As of March 2013, the Justice Department was reviewing more than 18,000 program case files to determine whether more known or suspected terrorists have been admitted, the summary notes. As such, the number of terrorists lost or unaccounted for “may not be complete and may continue to evolve.”

The summary said that although the Marshals Service was giving known or suspected terrorists who participated in the witness program and their dependents new names and identity documents, the Justice Department “was not authorizing the disclosure to a federal center that operates a terrorist watch list that helps provide information to the Transportation Security Administration’s “no-fly” database.

“Therefore it was possible for known or suspected terrorists to fly on commercial airplanes in or over the United States and evade one of the government’s primary means of identifying and tracking terrorists’ movements and actions,” the summary said.

The inspector general’s office notified the Justice Department of the problems and in the middle of remedying them, the Marshals Service discovered it could not account for the two missing people.

A Justice Department official who spoke to reporters about the matter said on Thursday that the agency knows the whereabouts of witness program participants.

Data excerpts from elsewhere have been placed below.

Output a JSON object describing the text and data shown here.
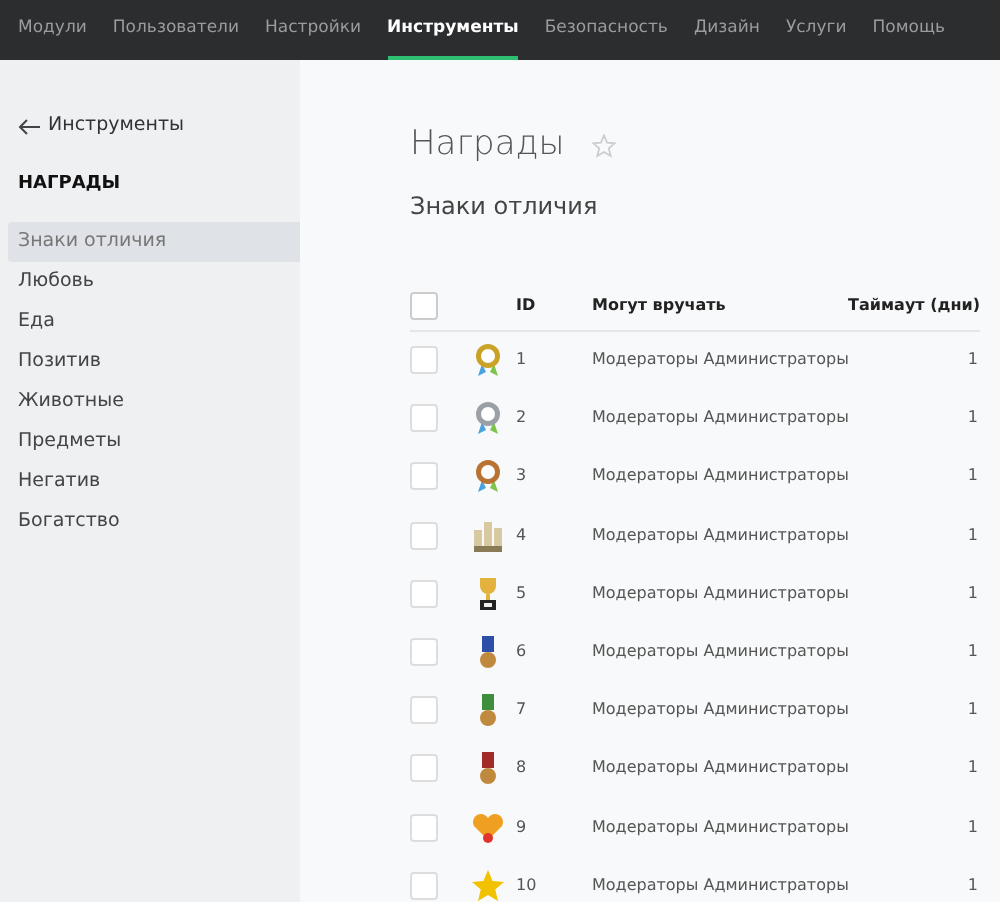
{
  "nav": [
    {
      "label": "Модули",
      "selected": false
    },
    {
      "label": "Пользователи",
      "selected": false
    },
    {
      "label": "Настройки",
      "selected": false
    },
    {
      "label": "Инструменты",
      "selected": true
    },
    {
      "label": "Безопасность",
      "selected": false
    },
    {
      "label": "Дизайн",
      "selected": false
    },
    {
      "label": "Услуги",
      "selected": false
    },
    {
      "label": "Помощь",
      "selected": false
    }
  ],
  "sidebar": {
    "back": "Инструменты",
    "heading": "НАГРАДЫ",
    "items": [
      {
        "label": "Знаки отличия",
        "selected": true
      },
      {
        "label": "Любовь",
        "selected": false
      },
      {
        "label": "Еда",
        "selected": false
      },
      {
        "label": "Позитив",
        "selected": false
      },
      {
        "label": "Животные",
        "selected": false
      },
      {
        "label": "Предметы",
        "selected": false
      },
      {
        "label": "Негатив",
        "selected": false
      },
      {
        "label": "Богатство",
        "selected": false
      }
    ]
  },
  "page": {
    "title": "Награды",
    "subtitle": "Знаки отличия"
  },
  "table": {
    "select_all_checked": false,
    "columns": [
      "ID",
      "Могут вручать",
      "Таймаут (дни)"
    ],
    "rows": [
      {
        "checked": false,
        "kind": "rosette_gold",
        "id": "1",
        "givers": "Модераторы Администраторы",
        "timeout": "1"
      },
      {
        "checked": false,
        "kind": "rosette_silver",
        "id": "2",
        "givers": "Модераторы Администраторы",
        "timeout": "1"
      },
      {
        "checked": false,
        "kind": "rosette_bronze",
        "id": "3",
        "givers": "Модераторы Администраторы",
        "timeout": "1"
      },
      {
        "checked": false,
        "kind": "towers",
        "id": "4",
        "givers": "Модераторы Администраторы",
        "timeout": "1"
      },
      {
        "checked": false,
        "kind": "cup",
        "id": "5",
        "givers": "Модераторы Администраторы",
        "timeout": "1"
      },
      {
        "checked": false,
        "kind": "medal_blue",
        "id": "6",
        "givers": "Модераторы Администраторы",
        "timeout": "1"
      },
      {
        "checked": false,
        "kind": "medal_green",
        "id": "7",
        "givers": "Модераторы Администраторы",
        "timeout": "1"
      },
      {
        "checked": false,
        "kind": "medal_red",
        "id": "8",
        "givers": "Модераторы Администраторы",
        "timeout": "1"
      },
      {
        "checked": false,
        "kind": "hearts",
        "id": "9",
        "givers": "Модераторы Администраторы",
        "timeout": "1"
      },
      {
        "checked": false,
        "kind": "star",
        "id": "10",
        "givers": "Модераторы Администраторы",
        "timeout": "1"
      }
    ]
  }
}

“As for the two people you’re talking about, we know they left the country years ago, they left the program years ago, they have been accounted for. There has been no information provided that they have ever returned to the United States,” according to the official who spoke

The Justice Department said in an earlier statement that the FBI had “not identified a national security threat tied to the participation of terrorism-linked witnesses.”

The number of former known or suspected terrorists admitted into the witness program over the years represents a fraction of 1 percent of the total population,” the Justice Department statement added.

The Marshals Service concluded that “one individual was and the other individual was believed to be residing outside of the United States.”

The Justice Department told the inspector general that the two were in the program because they had cooperated with U.S. national security officials and their investigations.

The development broke in the midst of a difficult week for the Obama administration, with revelations that the Justice Department secretly collected months of phone records for reporters and editors at The Associated Press; renewed criticism and accusations of a cover-up over the White House’s response to the deadly attack on the U.S. mission in Libya, and revelations that the Internal Revenue Service targeted conservative groups applying for tax-exempt status.

President Barack Obama did not respond when asked about the inspector general’s report at the White House on Thursday.

CNN’s Paul Courson contributed to this report.